Umer Raffat, a senior managing director at Evercore ISI who specializes in the pharmaceutical industry, said he’s skeptical that ultimately there will be a large impact on the marginal tax rates drugmakers pay.

One big unknown about both the global minimum tax and the levy on financial statement profits is that the Biden team has yet to define the income they will hit. Lawmakers are likely to face intense pressure from lobbyists and industry groups to include carve-outs that will reduce the overall amount of taxes owed.
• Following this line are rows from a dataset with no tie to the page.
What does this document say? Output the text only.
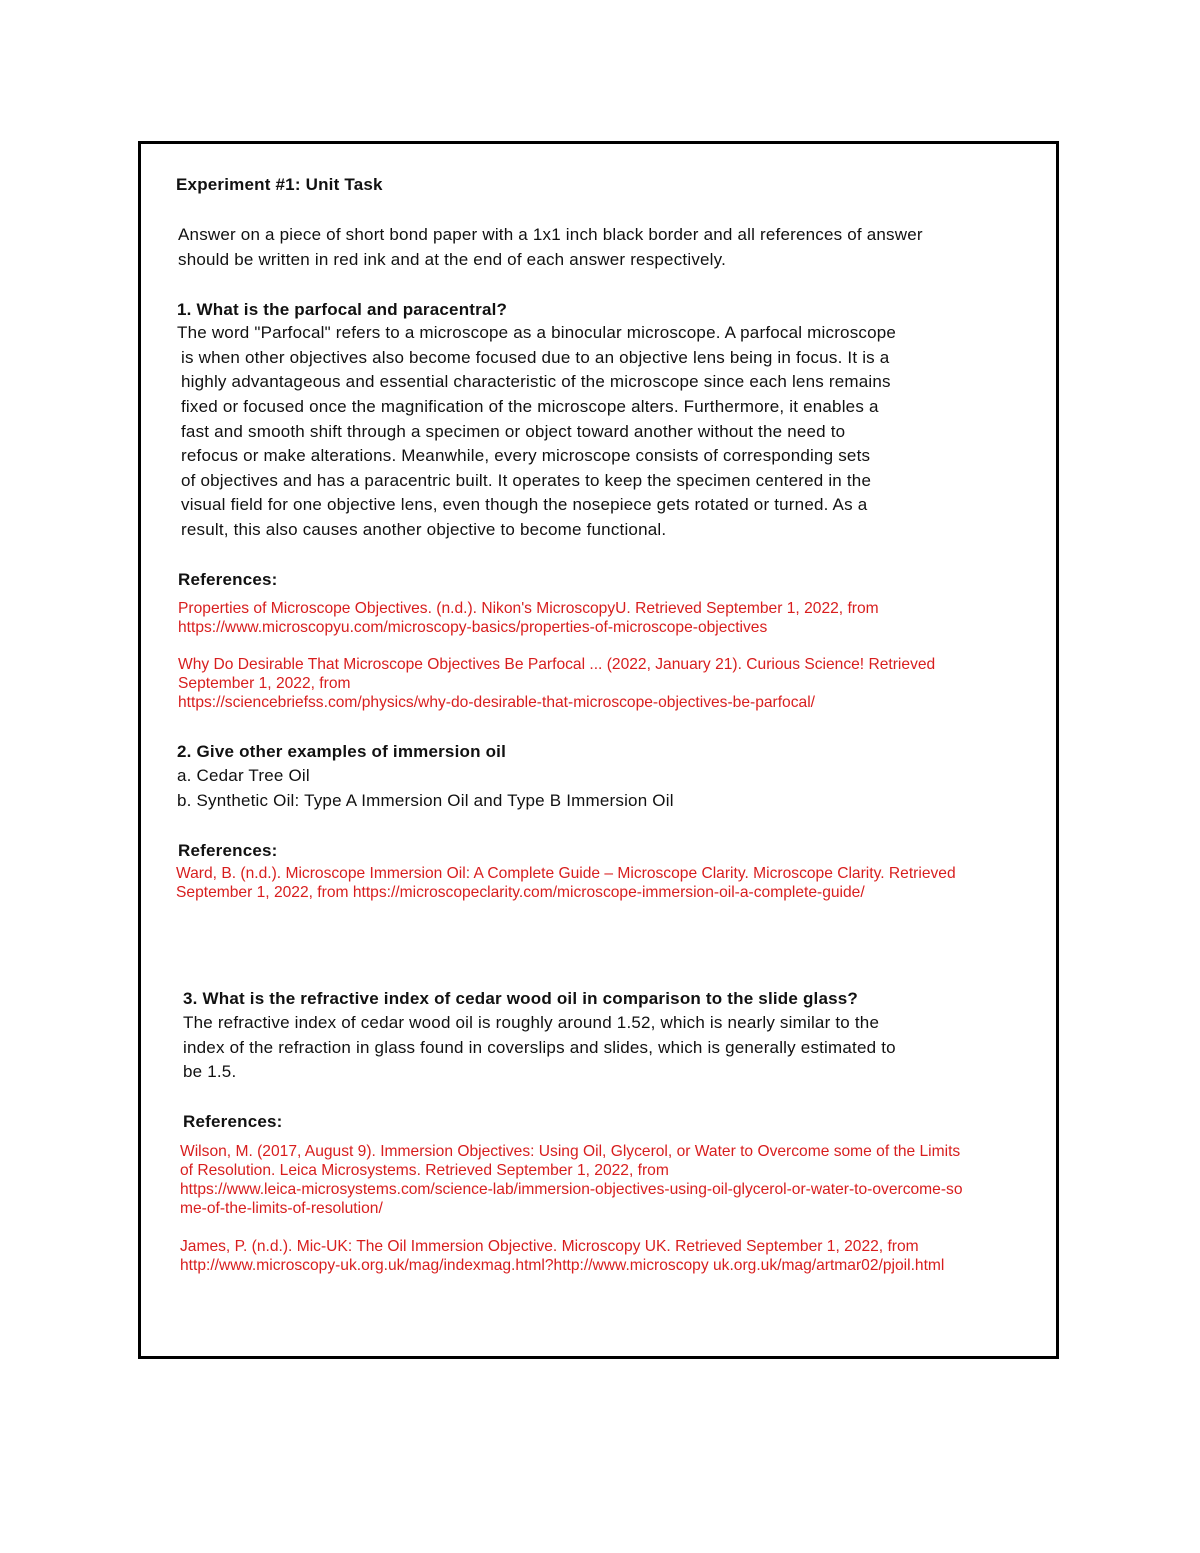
Experiment #1: Unit Task
Answer on a piece of short bond paper with a 1x1 inch black border and all references of answer
should be written in red ink and at the end of each answer respectively.
1. What is the parfocal and paracentral?
The word "Parfocal" refers to a microscope as a binocular microscope. A parfocal microscope
is when other objectives also become focused due to an objective lens being in focus. It is a
highly advantageous and essential characteristic of the microscope since each lens remains
fixed or focused once the magnification of the microscope alters. Furthermore, it enables a
fast and smooth shift through a specimen or object toward another without the need to
refocus or make alterations. Meanwhile, every microscope consists of corresponding sets
of objectives and has a paracentric built. It operates to keep the specimen centered in the
visual field for one objective lens, even though the nosepiece gets rotated or turned. As a
result, this also causes another objective to become functional.
References:
Properties of Microscope Objectives. (n.d.). Nikon's MicroscopyU. Retrieved September 1, 2022, from
https://www.microscopyu.com/microscopy-basics/properties-of-microscope-objectives
Why Do Desirable That Microscope Objectives Be Parfocal ... (2022, January 21). Curious Science! Retrieved
September 1, 2022, from
https://sciencebriefss.com/physics/why-do-desirable-that-microscope-objectives-be-parfocal/
2. Give other examples of immersion oil
a. Cedar Tree Oil
b. Synthetic Oil: Type A Immersion Oil and Type B Immersion Oil
References:
Ward, B. (n.d.). Microscope Immersion Oil: A Complete Guide – Microscope Clarity. Microscope Clarity. Retrieved
September 1, 2022, from https://microscopeclarity.com/microscope-immersion-oil-a-complete-guide/
3. What is the refractive index of cedar wood oil in comparison to the slide glass?
The refractive index of cedar wood oil is roughly around 1.52, which is nearly similar to the
index of the refraction in glass found in coverslips and slides, which is generally estimated to
be 1.5.
References:
Wilson, M. (2017, August 9). Immersion Objectives: Using Oil, Glycerol, or Water to Overcome some of the Limits
of Resolution. Leica Microsystems. Retrieved September 1, 2022, from
https://www.leica-microsystems.com/science-lab/immersion-objectives-using-oil-glycerol-or-water-to-overcome-so
me-of-the-limits-of-resolution/
James, P. (n.d.). Mic-UK: The Oil Immersion Objective. Microscopy UK. Retrieved September 1, 2022, from
http://www.microscopy-uk.org.uk/mag/indexmag.html?http://www.microscopy uk.org.uk/mag/artmar02/pjoil.html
One key area that left undefined is how the global minimum tax will affect income earned from assets placed in patent boxes—a tax tool offered by some European countries allowing multinationals to pay low rates on their intellectual property, where tech and pharma derive much of their profits. In Ireland, the patent box rate is as low as 6.25% and France, Spain and the U.K. advertise a 10% rate.

“It’s easy for politician to say we don’t like these companies not paying tax,” said Robert Kovacev, a partner at law firm Norton Rose Fulbright who previously litigated tax cases for the U.S. Justice Department. “It’s difficult to develop a statutory scheme that achieves that goal.”

—With assistance from Anna Edgerton.